The relation between the acceleration and time for an object is given below. Calculate the velocity with which the object is moving at t = 1 s.
`a=3t-4t^(2)`

To solve the problem, we need to find the velocity of the object at \( t = 1 \) second given the acceleration function \( a(t) = 3t - 4t^2 \). ### Step-by-Step Solution: 1. **Understand the relationship between acceleration and velocity**: The acceleration \( a \) is defined as the rate of change of velocity \( v \) with respect to time \( t \): \[ a = \frac{dv}{dt} \] 2. **Substitute the given acceleration function**: We can substitute the given acceleration function into the equation: \[ \frac{dv}{dt} = 3t - 4t^2 \] 3. **Rearrange the equation for integration**: Rearranging gives us: \[ dv = (3t - 4t^2) dt \] 4. **Integrate both sides**: Now, we integrate both sides.
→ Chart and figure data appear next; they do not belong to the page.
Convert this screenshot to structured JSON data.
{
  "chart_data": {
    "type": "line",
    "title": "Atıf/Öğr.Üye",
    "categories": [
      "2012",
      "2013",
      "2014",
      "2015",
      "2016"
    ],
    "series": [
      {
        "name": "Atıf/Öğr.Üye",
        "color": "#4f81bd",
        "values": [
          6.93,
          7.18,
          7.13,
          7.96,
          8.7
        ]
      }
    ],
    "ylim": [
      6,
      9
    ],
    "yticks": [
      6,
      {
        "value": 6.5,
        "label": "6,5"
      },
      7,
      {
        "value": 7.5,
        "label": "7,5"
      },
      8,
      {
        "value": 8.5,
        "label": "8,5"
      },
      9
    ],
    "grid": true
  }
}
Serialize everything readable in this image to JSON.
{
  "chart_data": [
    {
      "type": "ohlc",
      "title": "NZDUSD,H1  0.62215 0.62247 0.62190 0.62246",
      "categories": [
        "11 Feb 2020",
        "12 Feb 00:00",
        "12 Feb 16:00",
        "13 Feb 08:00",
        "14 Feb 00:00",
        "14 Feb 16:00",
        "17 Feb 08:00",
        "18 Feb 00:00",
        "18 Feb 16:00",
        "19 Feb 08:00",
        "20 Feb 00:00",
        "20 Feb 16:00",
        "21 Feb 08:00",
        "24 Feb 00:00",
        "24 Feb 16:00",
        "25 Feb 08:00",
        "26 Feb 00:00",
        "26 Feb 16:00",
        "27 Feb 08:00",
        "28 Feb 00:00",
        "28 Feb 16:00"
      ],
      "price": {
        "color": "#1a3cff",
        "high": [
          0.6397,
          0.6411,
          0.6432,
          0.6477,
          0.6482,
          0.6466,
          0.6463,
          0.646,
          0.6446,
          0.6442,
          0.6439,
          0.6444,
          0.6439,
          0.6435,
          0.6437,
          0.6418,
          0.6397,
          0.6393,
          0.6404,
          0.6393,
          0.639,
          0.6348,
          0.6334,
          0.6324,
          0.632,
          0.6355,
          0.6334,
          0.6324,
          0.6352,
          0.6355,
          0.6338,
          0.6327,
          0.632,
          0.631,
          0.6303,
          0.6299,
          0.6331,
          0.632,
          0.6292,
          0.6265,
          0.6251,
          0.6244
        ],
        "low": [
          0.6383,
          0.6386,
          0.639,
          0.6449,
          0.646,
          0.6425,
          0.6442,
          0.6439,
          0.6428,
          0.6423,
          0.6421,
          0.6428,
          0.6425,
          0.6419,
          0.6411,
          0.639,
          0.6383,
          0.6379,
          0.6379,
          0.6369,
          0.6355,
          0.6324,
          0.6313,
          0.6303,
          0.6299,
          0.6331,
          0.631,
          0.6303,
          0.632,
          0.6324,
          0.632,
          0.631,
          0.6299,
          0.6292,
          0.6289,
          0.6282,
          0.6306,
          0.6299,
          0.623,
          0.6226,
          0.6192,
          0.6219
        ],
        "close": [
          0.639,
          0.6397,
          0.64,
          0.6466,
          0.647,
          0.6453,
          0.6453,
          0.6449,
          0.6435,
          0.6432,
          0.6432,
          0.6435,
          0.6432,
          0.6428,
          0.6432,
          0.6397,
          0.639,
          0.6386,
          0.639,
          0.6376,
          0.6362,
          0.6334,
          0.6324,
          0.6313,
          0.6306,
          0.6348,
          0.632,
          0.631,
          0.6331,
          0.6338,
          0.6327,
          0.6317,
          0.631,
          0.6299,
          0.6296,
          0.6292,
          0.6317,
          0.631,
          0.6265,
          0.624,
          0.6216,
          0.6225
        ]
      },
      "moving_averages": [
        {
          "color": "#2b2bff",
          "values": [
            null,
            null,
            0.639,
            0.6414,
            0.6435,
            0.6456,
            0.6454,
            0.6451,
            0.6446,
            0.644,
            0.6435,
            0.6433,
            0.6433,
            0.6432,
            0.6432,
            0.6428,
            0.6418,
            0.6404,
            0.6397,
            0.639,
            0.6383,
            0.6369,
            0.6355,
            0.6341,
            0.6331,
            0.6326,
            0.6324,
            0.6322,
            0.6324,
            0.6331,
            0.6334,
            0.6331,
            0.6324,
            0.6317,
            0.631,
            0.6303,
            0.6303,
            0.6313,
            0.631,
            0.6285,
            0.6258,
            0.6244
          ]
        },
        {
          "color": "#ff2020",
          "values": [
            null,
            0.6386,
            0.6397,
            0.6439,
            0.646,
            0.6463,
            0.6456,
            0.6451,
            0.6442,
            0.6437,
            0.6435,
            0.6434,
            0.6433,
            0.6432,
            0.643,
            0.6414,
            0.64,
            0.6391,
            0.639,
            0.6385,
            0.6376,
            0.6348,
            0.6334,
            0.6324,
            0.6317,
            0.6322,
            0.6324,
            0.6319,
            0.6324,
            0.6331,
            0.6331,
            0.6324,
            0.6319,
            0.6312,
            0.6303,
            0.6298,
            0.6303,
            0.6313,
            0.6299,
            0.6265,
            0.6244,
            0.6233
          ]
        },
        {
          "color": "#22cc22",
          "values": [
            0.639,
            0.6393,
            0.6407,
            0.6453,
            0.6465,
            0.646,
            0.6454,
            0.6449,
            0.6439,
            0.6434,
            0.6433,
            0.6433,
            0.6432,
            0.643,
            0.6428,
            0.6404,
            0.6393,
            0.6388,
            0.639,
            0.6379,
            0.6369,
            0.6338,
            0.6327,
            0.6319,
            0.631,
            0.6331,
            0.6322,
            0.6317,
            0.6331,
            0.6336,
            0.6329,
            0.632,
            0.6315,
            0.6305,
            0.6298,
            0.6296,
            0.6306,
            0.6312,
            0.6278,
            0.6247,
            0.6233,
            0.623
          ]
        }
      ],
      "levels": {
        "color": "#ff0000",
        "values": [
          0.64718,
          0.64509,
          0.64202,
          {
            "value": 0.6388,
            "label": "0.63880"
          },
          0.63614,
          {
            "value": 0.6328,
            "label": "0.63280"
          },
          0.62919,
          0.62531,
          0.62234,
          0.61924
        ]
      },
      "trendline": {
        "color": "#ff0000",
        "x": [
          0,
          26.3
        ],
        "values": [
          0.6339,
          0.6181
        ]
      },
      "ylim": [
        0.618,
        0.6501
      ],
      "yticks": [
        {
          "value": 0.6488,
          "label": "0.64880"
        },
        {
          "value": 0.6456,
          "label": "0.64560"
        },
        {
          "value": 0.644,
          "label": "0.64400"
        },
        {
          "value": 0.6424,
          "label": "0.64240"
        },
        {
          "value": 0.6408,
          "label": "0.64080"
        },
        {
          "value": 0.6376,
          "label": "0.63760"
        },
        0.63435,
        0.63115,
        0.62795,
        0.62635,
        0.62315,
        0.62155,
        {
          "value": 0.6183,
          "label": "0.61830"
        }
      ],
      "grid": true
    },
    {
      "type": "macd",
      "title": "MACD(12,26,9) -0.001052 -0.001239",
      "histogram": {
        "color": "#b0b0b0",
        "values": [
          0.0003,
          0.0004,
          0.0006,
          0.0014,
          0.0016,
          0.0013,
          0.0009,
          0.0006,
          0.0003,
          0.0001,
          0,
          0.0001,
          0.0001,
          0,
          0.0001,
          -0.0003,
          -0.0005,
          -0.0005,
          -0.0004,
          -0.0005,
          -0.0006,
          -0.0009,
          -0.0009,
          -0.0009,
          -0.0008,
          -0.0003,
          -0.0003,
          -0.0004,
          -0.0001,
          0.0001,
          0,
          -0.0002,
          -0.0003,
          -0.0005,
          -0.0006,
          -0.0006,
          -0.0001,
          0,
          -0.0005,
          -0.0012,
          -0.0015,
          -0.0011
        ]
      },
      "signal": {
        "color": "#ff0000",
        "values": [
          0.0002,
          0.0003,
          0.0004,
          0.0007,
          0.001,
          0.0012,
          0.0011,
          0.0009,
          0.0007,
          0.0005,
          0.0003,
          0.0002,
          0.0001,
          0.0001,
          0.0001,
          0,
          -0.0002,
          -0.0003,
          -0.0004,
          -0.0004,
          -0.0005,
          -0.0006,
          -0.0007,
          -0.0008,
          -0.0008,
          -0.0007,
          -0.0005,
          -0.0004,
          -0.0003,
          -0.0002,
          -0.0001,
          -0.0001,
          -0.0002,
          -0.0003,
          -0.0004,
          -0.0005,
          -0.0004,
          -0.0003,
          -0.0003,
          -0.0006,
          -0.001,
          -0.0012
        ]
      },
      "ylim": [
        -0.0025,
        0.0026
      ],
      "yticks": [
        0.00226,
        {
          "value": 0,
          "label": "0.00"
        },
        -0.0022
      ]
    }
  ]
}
The left side integrates to \( v \), and the right side needs to be integrated with respect to \( t \): \[ \int dv = \int (3t - 4t^2) dt \] 5. **Perform the integration**: The integral of the left side is: \[ v = \int (3t - 4t^2) dt = \frac{3}{2}t^2 - \frac{4}{3}t^3 + C \] where \( C \) is the constant of integration. 6. **Evaluate the integral at \( t = 1 \) second**: We need to find the velocity at \( t = 1 \) second. We substitute \( t = 1 \) into the integrated equation: \[ v(1) = \frac{3}{2}(1^2) - \frac{4}{3}(1^3) + C \] This simplifies to: \[ v(1) = \frac{3}{2} - \frac{4}{3} + C \] 7. **Find a value for the constant \( C \)**: Since we don't have initial conditions provided (like initial velocity), we can assume \( C = 0 \) for simplicity. Thus: \[ v(1) = \frac{3}{2} - \frac{4}{3} \] 8. **Calculate the final value**: To combine the fractions, we find a common denominator (which is 6): \[ v(1) = \frac{9}{6} - \frac{8}{6} = \frac{1}{6} \] 9. **Convert to decimal**: The final velocity at \( t = 1 \) second is: \[ v(1) = 0.1667 \text{ m/s} \quad (\text{approximately}) \] ### Final Answer: The velocity of the object at \( t = 1 \) second is approximately \( 0.1667 \, \text{m/s} \).